My name is Amira. I am a first-time mother of a child called Yassin. He’s two, and he is also known as Red Glasses.
In this life, everything is fate and decreed. In this life, there are easy times and hard times, and there are those who can encounter challenges, and those who fight and resist in the hope of survival.
Like any woman, loved and married, my utmost wish in life was to live in peace and to deeply establish happiness in my home and within my new family.
I didn’t really want to have a child in the beginning of my marital life because of the instability of the political conditions in the country, but this phase didn’t last long and I decided not to be selfish, and started to consider having a baby.
In the beginning of my pregnancy, everything was easy and normal like any other pregnancy. When I found out that I was carrying a baby boy, I was overjoyed because I always saw and imagined him in my dreams.
However, when I came to the seventh month of my pregnancy, the problems arose. Abnormal symptoms such as pain and flow of the fluid that surrounds the fetus began to appear.
I consulted doctors and suffered greatly because of misdiagnosis and continuous failures at treatment. I consulted another physician who told me at the time that I lost about 60% of the fluid that encloses the fetus, and asked me to be patient and to endure, and to stay in bed in hopes of elongating the duration of my pregnancy for as long as possible to allow the growth of the child to complete.
However, one day I began to feel parturition pain that was so severe, I couldn’t bear it. I went to the hospital with an overwhelming feeling of fear that remained with me until the doctor came and admitted me to the operating room. I felt at the time that the doctors were worried about my case and about the health of my child, but all I wanted was to leave the hospital with my baby in my arms like any other mother.
I knew that giving birth to and taking care of a child is difficult, and that I will be tired and sleep deprived most of the time. I knew everything and I was ready! But what I wasn’t ready for was what happened to my child after birth.
My baby was admitted to special care and we found out at the time that he was born with one lung, and that the other lung was incomplete. My child’s case began to worsen with time, so we decided to move him to a specialized pediatric hospital.
I embarked on a difficult journey, starting with moving him by ambulance, going through to the difficulty of finding his medicines, and ending with deficiency of blood. My child remained on aspirators for over two months. I began to see life from a different perspective, and examined what my aspirations were before and how they have changed now. Every mother loves her child differently, and I began to love my child from behind the glass of his intensive care unit.

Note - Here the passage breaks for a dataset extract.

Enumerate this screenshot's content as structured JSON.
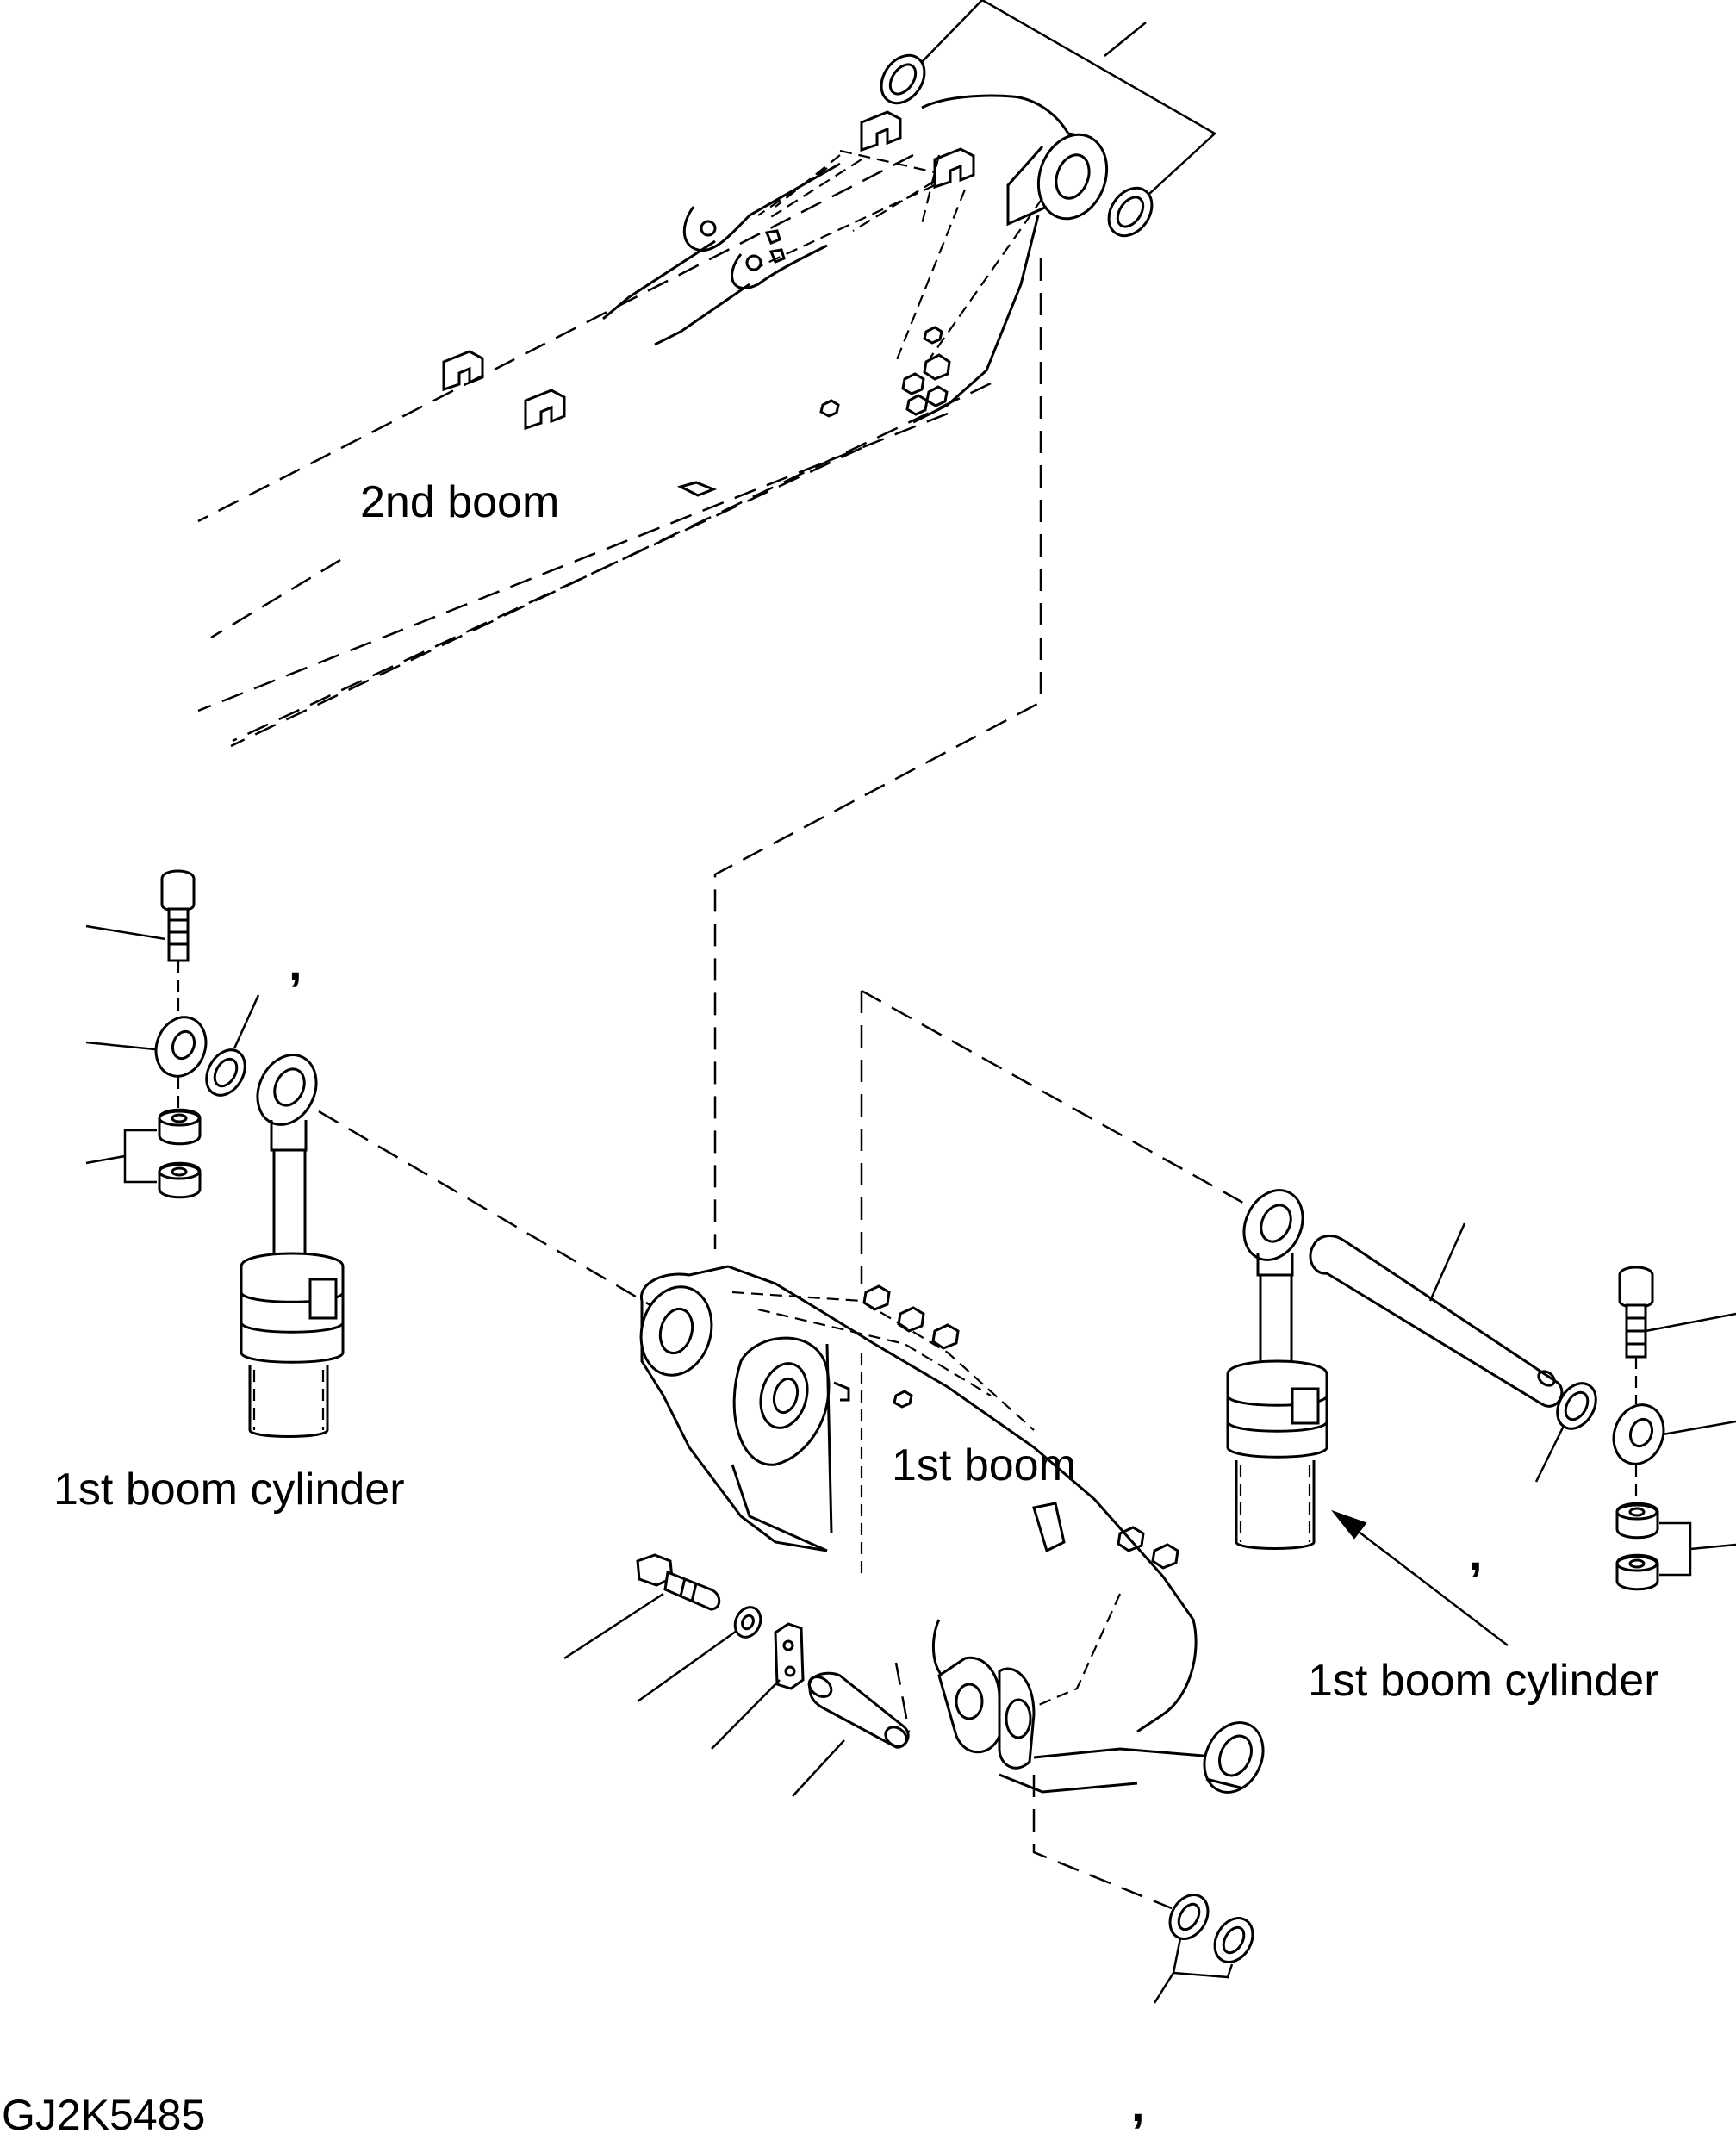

However, I never felt desperate, thanks to the prayers of my relatives, family and friends, and their support of my husband and me. I relied on God and stuck to my beliefs. I was confident that I will not be disappointed. I began to feel that my child was increasingly clinging on to life over time.
God endowed us with recovery, and my baby overcame this calamity. My baby came to life with one lung. In spite of treatment, the right lung didn’t function as efficiently as the left one.
We praised God, and started our new life. I started my responsibilities as a mother and had to focus on the most accurate details. No perfumes or aromatic materials were allowed anywhere near us, and I was denied access to closed or inhabited places. Even kisses were limited.
We were patient and we endured. Difficulties were eased for the sake of better health.
I am now very happy. I have become the solace of many other mothers who send me many questions and ask me for help. I began to feel that perhaps this is my mission in life.
What I have discovered is that maternity is a new life of love, emotion, fear, strength, courage, and the ability to learn, teach and educate.
Yassin. Before you came to this life, only I felt your presence. I was the first one to know that you are a boy. When you began to talk, I was the first one to understand your words. I expect more joy with you. My love and care for you are unlimited, because I will do anything in the world for your sake.
Praise be to God for the blessings of maternity.